FAQ

Comment les professionnels du machine learning utilisent-ils la prédiction structurée ?

Les professionnels de l'apprentissage automatique utilisent la prédiction structurée de nombreuses manières, généralement en appliquant une forme de technique d'apprentissage automatique à un objectif ou à un problème particulier qui peut bénéficier d'un point de départ plus ordonné pour l'analyse prédictive.

Une définition technique de la prédiction structurée implique « de prédire des objets structurés plutôt que des valeurs scalaires discrètes ou réelles ».

Une autre façon de dire cela serait qu'au lieu de simplement mesurer des variables individuelles dans le vide, les prédictions structurées fonctionnent à partir d'un modèle d'une structure particulière et l'utilisent comme base pour apprendre et faire des prédictions. (Lire Comment l’IA peut-elle aider à prédire la personnalité ?)

Les techniques de prédiction structurée sont très variables : des techniques bayésiennes à la programmation logique inductive, en passant par les réseaux logiques de Markov et les machines à vecteurs de support structurés ou les algorithmes du plus proche voisin, les professionnels de l'apprentissage automatique disposent d'un large éventail d'outils à appliquer aux problèmes de données.

Ce qui est commun à ces idées, c'est l'utilisation d'une structure sous-jacente sur laquelle le travail d'apprentissage automatique est intrinsèquement fondé.

Les experts évoquent souvent l'idée du traitement du langage naturel, dans lequel des parties du discours sont étiquetées pour représenter des éléments d'une structure de texte. D'autres exemples incluent la reconnaissance optique de caractères, où un programme d'apprentissage automatique reconnaît les mots manuscrits en analysant les segments d'une entrée donnée ou une image complexe. le traitement, où les ordinateurs apprennent à reconnaître les objets sur la base d'une entrée segmentée, par exemple, avec un réseau neuronal convolutif composé de nombreuses « couches ».
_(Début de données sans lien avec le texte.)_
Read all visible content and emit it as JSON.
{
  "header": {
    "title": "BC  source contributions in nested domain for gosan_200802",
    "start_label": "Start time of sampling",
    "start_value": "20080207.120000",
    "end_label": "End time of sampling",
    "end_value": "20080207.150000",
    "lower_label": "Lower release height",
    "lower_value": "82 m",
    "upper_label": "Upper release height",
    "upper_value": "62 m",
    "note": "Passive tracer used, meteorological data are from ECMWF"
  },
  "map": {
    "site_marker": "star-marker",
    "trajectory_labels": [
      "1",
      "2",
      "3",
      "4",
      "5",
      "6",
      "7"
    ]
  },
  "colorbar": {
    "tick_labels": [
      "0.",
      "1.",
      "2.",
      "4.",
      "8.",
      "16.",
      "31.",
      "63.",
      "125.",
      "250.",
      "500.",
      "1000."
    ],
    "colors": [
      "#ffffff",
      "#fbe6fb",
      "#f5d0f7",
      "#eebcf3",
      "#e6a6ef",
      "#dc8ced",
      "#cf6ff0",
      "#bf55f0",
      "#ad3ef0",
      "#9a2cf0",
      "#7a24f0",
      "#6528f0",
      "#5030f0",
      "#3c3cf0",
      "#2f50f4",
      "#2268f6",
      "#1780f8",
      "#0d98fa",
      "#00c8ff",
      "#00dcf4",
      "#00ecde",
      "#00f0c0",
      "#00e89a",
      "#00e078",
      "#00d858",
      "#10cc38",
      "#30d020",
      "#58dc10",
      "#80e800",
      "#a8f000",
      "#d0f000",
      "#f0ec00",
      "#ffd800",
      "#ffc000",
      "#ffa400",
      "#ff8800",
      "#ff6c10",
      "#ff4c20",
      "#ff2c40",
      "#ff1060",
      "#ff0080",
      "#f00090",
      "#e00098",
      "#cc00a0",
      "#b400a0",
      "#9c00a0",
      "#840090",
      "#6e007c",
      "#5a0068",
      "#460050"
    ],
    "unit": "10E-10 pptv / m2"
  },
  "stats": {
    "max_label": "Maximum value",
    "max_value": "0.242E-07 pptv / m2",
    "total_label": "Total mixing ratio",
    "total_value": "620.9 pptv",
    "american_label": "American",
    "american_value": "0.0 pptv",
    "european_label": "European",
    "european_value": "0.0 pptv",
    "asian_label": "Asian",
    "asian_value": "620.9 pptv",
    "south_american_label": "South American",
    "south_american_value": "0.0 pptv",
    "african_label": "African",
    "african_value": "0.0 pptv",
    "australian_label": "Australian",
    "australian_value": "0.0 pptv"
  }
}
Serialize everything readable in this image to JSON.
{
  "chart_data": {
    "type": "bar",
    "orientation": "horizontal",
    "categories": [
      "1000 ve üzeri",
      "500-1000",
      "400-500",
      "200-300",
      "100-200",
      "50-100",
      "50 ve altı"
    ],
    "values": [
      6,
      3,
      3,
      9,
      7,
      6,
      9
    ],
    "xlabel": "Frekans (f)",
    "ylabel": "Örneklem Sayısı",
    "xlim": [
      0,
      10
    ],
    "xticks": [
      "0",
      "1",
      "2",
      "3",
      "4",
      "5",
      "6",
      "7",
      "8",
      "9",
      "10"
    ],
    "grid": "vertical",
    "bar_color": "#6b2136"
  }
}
Les experts pourraient parler de classification multiclasse linéaire, de fonctions de compatibilité linéaire et d'autres techniques de base pour générer des prédictions structurées. D'une manière très générale, les prédictions structurées s'appuient sur un modèle différent de celui du domaine plus large de l'apprentissage automatique supervisé — pour revenir à l'exemple des prédictions structurées dans le traitement du langage naturel et des phonèmes ou mots étiquetés, nous voyons que l'utilisation de l'étiquetage pour L’apprentissage automatique supervisé est orienté vers le modèle structurel lui-même – le texte significatif fourni, peut-être dans des ensembles de tests et des ensembles de formation.

Ensuite, lorsque le programme d’apprentissage automatique est lancé pour faire son travail, il est fondé sur le modèle structurel. Cela, disent les experts, explique en partie la façon dont le programme comprend comment utiliser des parties du discours telles que les verbes, les adverbes, les adjectifs et les noms, plutôt que de les confondre avec d'autres parties du discours, ou de ne pas être en mesure de distinguer leur fonctionnement dans un contexte global. . (Lisez Dans quelle mesure vos données sont-elles structurées ? Examen des données structurées, non structurées et semi-structurées.)

Le domaine de la prédiction structurée reste un élément clé de l’apprentissage automatique à mesure que divers types d’apprentissage automatique et d’intelligence artificielle évoluent.